Monday, March 18, 2013

Motivating the News

How do we motivate people to attend to the news? The motivation research tells us we are goal-directed beings and real motivation requires people to:
  • need to,
  • want to,
  • or believe they should
That last one, we can try all the preaching in the world but it's hard to convince folks it's important to keep up with the news.  It is important in a democracy, but beating someone over the head won't help and there's something to be said for rational ignorance.  So that leaves out the "believe they should" side of the equation.  Schools teach that.  Civics classes teach that.  Jobs teach that.  News organizations, don't even try.  You look foolish.

That leaves us with "need to" and "want to."

The last one, "want to," comes damn close to pandering, at striving desperately for the lowest common denominator to drive online traffic and we all know which sites do this, some of them quite successfully.  It's hard to make people to want to know the basic ingredients of local journalism -- the city council, the zoning decision, etc. -- unless of course they're directly affected by someone wanting to plop a factory next to their neighborhood.  Then zoning becomes the most important thing in their lives.  Can we do a better job of covering what people want covered, of telling the stories they want to hear?  Yes.  Is that our main job?  Hell no.

Harder is convincing people need to know what we know, they need to hear this story, need to look at these data, need check out this video.  There are gimmicks, such as writing in the second person and using you a lot. Avoid it, please.  It works once, maybe twice, and then grates.

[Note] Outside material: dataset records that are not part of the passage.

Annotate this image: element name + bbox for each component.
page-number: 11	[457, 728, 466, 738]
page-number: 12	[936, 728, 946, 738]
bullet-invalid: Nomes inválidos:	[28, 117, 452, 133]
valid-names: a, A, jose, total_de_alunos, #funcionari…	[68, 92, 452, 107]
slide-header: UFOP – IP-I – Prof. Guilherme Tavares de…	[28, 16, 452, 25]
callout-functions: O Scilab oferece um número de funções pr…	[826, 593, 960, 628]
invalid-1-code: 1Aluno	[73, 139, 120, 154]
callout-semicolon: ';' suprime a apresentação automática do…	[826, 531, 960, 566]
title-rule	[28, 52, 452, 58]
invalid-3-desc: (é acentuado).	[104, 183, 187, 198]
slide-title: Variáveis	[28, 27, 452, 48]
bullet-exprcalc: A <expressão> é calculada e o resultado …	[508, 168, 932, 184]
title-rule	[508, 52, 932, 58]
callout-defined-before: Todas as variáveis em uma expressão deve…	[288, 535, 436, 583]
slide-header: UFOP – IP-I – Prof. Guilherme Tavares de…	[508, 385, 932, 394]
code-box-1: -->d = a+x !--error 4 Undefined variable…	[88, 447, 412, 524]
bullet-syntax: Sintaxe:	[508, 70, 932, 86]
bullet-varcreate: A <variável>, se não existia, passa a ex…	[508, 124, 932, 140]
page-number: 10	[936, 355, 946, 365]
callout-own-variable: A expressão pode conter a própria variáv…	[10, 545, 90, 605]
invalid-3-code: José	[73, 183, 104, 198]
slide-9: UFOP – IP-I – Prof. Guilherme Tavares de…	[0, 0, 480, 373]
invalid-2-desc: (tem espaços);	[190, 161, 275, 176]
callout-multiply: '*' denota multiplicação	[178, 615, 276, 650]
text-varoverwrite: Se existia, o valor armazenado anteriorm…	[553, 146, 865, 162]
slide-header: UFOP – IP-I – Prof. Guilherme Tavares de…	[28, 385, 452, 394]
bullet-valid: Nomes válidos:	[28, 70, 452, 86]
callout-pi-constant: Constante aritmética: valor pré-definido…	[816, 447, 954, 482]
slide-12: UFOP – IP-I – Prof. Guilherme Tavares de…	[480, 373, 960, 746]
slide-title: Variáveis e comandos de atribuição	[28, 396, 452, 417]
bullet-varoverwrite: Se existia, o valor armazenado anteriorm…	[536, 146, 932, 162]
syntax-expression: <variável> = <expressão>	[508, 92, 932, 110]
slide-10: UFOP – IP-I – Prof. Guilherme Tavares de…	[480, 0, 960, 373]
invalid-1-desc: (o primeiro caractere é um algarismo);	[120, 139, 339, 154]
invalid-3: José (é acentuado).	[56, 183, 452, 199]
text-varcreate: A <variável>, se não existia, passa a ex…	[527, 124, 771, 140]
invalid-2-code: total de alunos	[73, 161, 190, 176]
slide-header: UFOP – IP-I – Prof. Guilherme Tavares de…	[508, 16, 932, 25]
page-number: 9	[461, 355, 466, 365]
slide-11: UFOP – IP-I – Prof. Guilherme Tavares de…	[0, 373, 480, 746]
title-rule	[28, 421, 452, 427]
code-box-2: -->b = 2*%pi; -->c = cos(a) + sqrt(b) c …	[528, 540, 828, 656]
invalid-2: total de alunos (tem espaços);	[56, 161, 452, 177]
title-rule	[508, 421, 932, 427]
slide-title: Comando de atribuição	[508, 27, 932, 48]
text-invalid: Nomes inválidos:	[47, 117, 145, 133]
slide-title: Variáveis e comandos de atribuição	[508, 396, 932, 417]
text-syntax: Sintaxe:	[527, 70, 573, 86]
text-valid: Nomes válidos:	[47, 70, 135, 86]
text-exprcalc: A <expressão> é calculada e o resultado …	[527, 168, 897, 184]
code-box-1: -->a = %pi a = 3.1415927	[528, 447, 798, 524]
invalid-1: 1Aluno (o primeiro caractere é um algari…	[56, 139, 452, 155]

To me, we've got to come up with new and refreshing ways to convince people they need to know what we know.  We do a lousy job of making important stuff interesting, especially at the local level, in which any story that can be dull seems to be specifically tailored to be as dull as possible.  No sparkle, no wit, no clever turn of phrase.  Some stories, as they say, tell themselves.  Damn few do, though, but we write or tell them as if they do.  That's a mistake, something we've got to fix.